"I definitely think trucks should have to cover their loads, because so many times I've had a rock hit my windshield, and then it spreads, and then you just have big cracks and nobody likes that," said Clarissa Alcantra, from Yakima.
Clarissa Alcantara, like many of us, knows the hassle of getting a cracked windshield. But some of us have had much worse experiences.
Ten years ago, a loose piece of furniture flew from a truck and hit a Washington woman's windshield, nearly killing her and leaving her blind. The driver of the truck was only charged with a littering ticket.
Since that time, Maria's mother, Robin Abel, has been pushing for stricter laws regarding covered loads. In 2005 the new law, Maria's law, made it a crime to carry an unsecured load.

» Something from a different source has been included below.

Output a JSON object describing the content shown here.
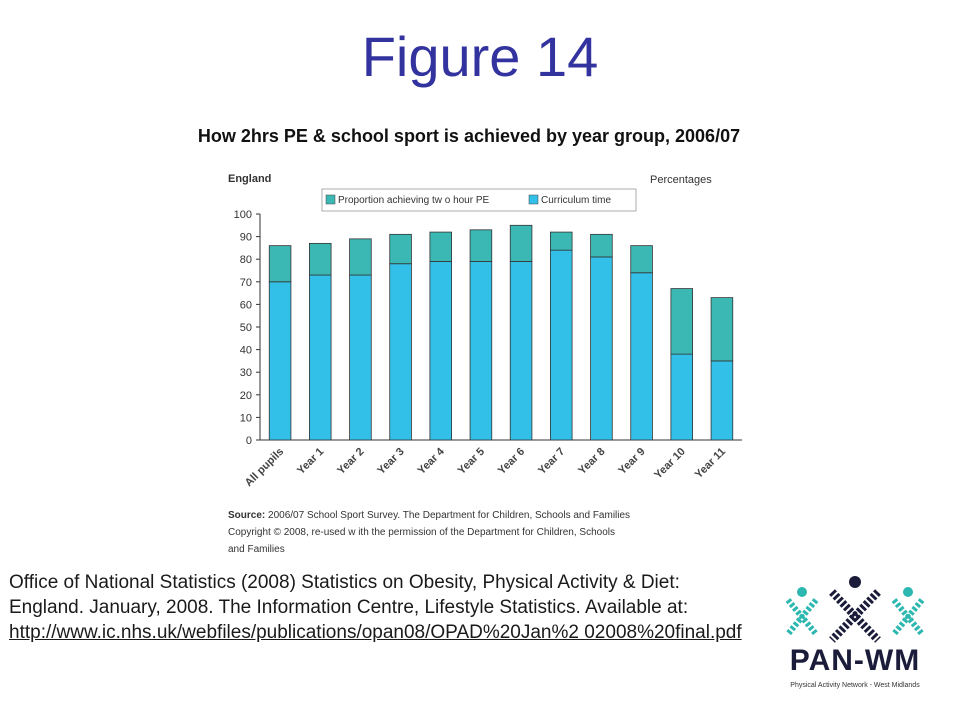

"I realized early on after my daughters incident that maybe it was too late to go back in time and fix what happened to her, but I could move forward and do my very best as a parent and citizen to make sure it doesn't happen to others," said Robin Abel.
When the law was first written it gave leeway for certain types of loads.
Current law states that vehicles carrying dirt, sand, or gravel must have at least six inches of free board on all sides of the trailer.
So however high your load is, you have to have at least six inches of board space above that.
Robin Abel is now going back to change that, and require that all loads be covered.
She has met opposition from Yakima Senator, Curtis King, who believes this law will be too costly, and instead our existing laws should be enforced if there is a problem.
"I think we have a lot of good companies coming forward on their own to do the right thing and for that I'm really proud of them, but I would ask some of the hold-ups to analyze why they are holding up, don't you want your family safe on the road too?," said Abel.
Robin Abel says in order for a new law to pass, our state lawmakers need to hear from you who support it.